A little while ago, right into this fierce maw.

 

“I liked to live a bestial life, not a human one,

So it’s no surprise that I was a mule. I’m Vanni Fucci,

The beast, and I denned down in Pistoia.”

 

I to my guide, “Tell him not to slink away

By asking him what sin got him thrown down here,

Because I know him as a blood-thirsty and cruel man.”

 

When he overheard me, the sinner didn’t play around.

Instead, he did an about-face to confront me head on

And got painted with acrid shame.

 

He said, “It causes me more suffering that you have caught me

In the misery where you see me now

Than I ever felt when I was torn out of my former life.

 

“I can’t even nix a reply to what you ask.

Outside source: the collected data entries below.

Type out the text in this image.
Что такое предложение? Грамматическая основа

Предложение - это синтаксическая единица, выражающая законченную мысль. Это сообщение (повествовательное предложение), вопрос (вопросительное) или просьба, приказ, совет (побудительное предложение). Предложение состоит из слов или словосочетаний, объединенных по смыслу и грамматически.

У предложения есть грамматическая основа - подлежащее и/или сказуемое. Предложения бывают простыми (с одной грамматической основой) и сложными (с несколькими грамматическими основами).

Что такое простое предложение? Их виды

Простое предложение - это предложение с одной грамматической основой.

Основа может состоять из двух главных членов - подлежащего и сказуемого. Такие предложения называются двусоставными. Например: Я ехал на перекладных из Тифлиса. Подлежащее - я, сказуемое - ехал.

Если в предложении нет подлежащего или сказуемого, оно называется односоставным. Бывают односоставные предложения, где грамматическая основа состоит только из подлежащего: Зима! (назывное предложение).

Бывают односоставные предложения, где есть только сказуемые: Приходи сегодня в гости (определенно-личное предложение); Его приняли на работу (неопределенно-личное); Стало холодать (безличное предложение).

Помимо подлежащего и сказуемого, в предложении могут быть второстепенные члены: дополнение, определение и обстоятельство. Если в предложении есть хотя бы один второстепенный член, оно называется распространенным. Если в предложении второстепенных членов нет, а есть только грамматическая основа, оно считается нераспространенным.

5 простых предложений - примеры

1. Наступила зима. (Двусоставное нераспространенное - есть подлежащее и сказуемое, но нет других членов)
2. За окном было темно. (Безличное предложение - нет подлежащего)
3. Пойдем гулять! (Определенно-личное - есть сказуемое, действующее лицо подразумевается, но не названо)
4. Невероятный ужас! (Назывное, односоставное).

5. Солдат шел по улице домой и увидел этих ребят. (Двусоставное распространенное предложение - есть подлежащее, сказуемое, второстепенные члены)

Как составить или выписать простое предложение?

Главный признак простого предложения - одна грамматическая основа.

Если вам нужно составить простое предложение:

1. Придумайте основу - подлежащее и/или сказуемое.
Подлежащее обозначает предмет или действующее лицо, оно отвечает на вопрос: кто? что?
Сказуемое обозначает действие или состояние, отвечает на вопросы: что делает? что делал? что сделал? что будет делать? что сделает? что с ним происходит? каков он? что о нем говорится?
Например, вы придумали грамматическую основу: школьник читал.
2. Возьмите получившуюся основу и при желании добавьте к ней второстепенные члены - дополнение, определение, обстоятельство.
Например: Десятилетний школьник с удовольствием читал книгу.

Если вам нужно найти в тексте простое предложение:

I got shoved down here because I swiped

The gorgeous pieces from the church’s sacristy,

 

“Although others took the blame for the crime.

But so that you may not take any joy from seeing me down here,

And if you ever get away from this dark spot,

 

“Open your ears to what I’ve got to say and catch this:

Pistoia first gets rid of its Blacks,

Then Florence renovates its people and ways.

 

“Next, out of the Valley of Magra, Mars pulls

A lightening bolt out of a bunch of threatening clouds,

Along with a sudden and bitter tempest,

 

“All as they hurry on to war above Campo Piceno.

That bolt will tear clear the mist and fog

So that the Whites will feel the hard blows.

What’s more, I’m just telling you this to make you suffer!”